So blieben die zwei alten Personen die ganze Nacht und den darauffolgenden Morgen auf einem Stuhl vor dem Zentrum sitzen. Die einzigen Solidaritätsbekundungen kamen von einigen Landsmännern, die im Aufnahmezentrum leben, und von anderen außerhalb des Aufnahmezentrums, die den Protest der Söhne der Betroffenen unterstützten. Sie hatten sich gegen die inakzeptablen Aufnahmebedingungen aufgelehnt. Nicht einmal die Situation des Vaters - ein Mann über siebzig mit starken Rückenproblemen - wurde berücksichtigt.

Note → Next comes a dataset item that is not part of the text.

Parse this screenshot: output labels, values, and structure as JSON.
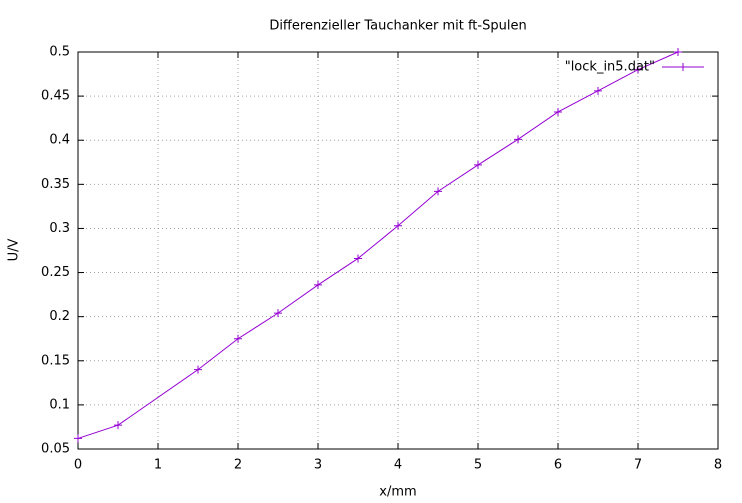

Am gleichen Morgen war ein Mitglied der UNHCR vor Ort, um der Kommission der Region beizuwohnen. Uns ist unklar, weshalb dieses Mitglied nicht versucht hat eine Lösung für die extreme Situation der beiden älteren Flüchtlinge zu finden, deren Zustand sehr schlecht ist.
Um 15:30 Uhr des gleichen Tages sahen wir die zwei ältere Eheleute mit ihrem Sohn in ein Auto steigen. Wir hatten für den Moment die Illusion, dass sich nach der 24-stündigen Tortur endlich eine Lösung gefunden hätte, doch am selben Abend erfuhren wir, dass die Autofahrt in Wirklichkeit nur dazu diente, die Flüchtlinge ins Stadtzentrum zu bringen. Man hatte ihnen gesagt, dass man am Montag eine Lösung finden würde.
Es ist klar, dass die zwei älteren Leute mit ihrem bedenklichen Gesundheitszustand niemals zu Fuß die 5 Kilometer vom Asylzentrum zur Innenstadt hätten gehen können. Die Gegend ist tatsächlich ohne Anbindung zu öffentlichen Verkehrsmitteln und es existieren weder Gehwege noch Strassenbeleuchtung. Die Strasse ist erfahrungsgemäß sehr gefährlich und nicht passierbar, weshalb es bereits wiederholt zu Unfällen in der Gegend gekommen ist. Die Opfer sind immer die Asylbewerber des Asylzentrums, die gezwungen sind, diesen Weg zu Fuß zu gehen. Von September bis heute gab es gut drei Unfälle. Der Letzte ereignete sich letzte Woche (http://www.seguonews.it/cronaca/pian-lago-immigrato-investito-unauto-ricoverato-in-prognosi-riservata-santelia/ 
http://www.radiocl1.it/web/incidente-a-pian-del-lago-immigrato-investito/www.canicattiweb.com/2015/04/12/sicilia-investe-immigrato-e-non-presta-soccorso-denunciato-giovane-di-20-anni-a-caltanissetta/
)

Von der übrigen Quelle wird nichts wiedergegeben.